Onder de veelzeggende titel ‘Onzekerheid over onzekerheid’ gaat collega W.A.J.M. van Batenburg RA in het eerste nummer van AccountantWeek in op de (in zijn ogen onduidelijke) wettekst en een (ook volgens hem onjuiste) interpretatie die de Richtlijnen voor de jaarverslaggeving (‘RJ’) daaraan geven1. (Een verkorte versie van het artikel staat hier op Accountantweek.nl).

Collega Van Batenburg belicht een belangrijk thema. Zeker gegeven het feit dat de economische crisis nog niet op zijn einde is en veel directies van ondernemingen, maar evenzeer hun accountants, worstelen met deze problematiek.

Op basis van dezelfde wettekst en dezelfde RJ-bepalingen neem ik een genuanceerder standpunt in dan Van Batenburg.
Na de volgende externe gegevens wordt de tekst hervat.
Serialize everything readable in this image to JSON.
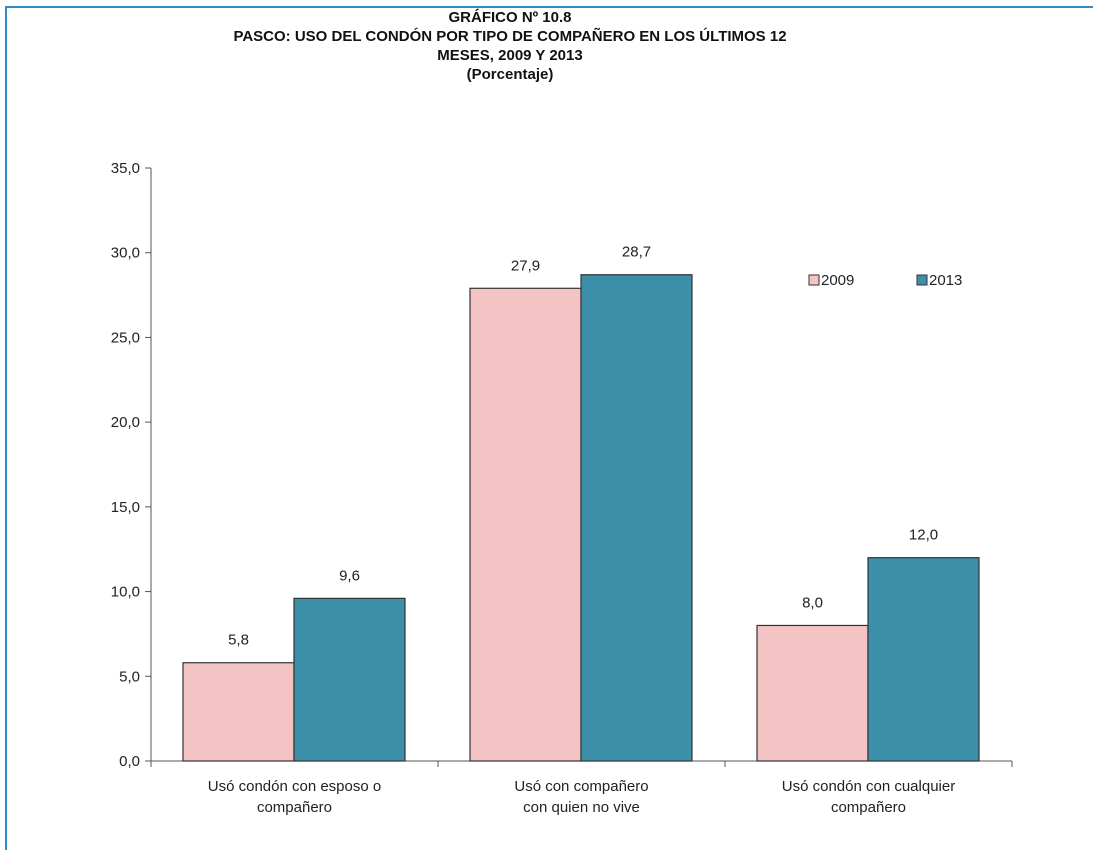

Daarom een reactie op zijn artikel.

Het gaat in deze situatie om de wettekst van art. 2:384 lid 3 BW, die als volgt luidt: "Bij de waardering van activa en passiva wordt uitgegaan van de veronderstelling dat het geheel der werkzaamheden van de rechtspersoon waaraan die activa en passiva dienstbaar zijn, wordt voortgezet, tenzij die veronderstelling onjuist is of haar juistheid aan gerede twijfel onderhevig is; alsdan wordt dit onder mededeling van de invloed op vermogen en resultaat in de toelichting uiteengezet."

Visie Van Batenburg

Van Batenburg legt de wettekst als volgt uit. De wet kent maar twee smaken: waardering op continuïteitsbasis of niet (en dan waarderen op liquidatiewaarde en toelichten). Hij verduidelijkt dit onderscheid later in zijn artikel als hij stelt: ‘Bij gerede twijfel eist de wet echter dat er niet op going concern kan worden gewaardeerd’. Om dit te onderbouwen is hij van mening dat de Memorie van Toelichting bij het wetsvoorstel dat tot dit artikel heeft geleid ook onduidelijk is.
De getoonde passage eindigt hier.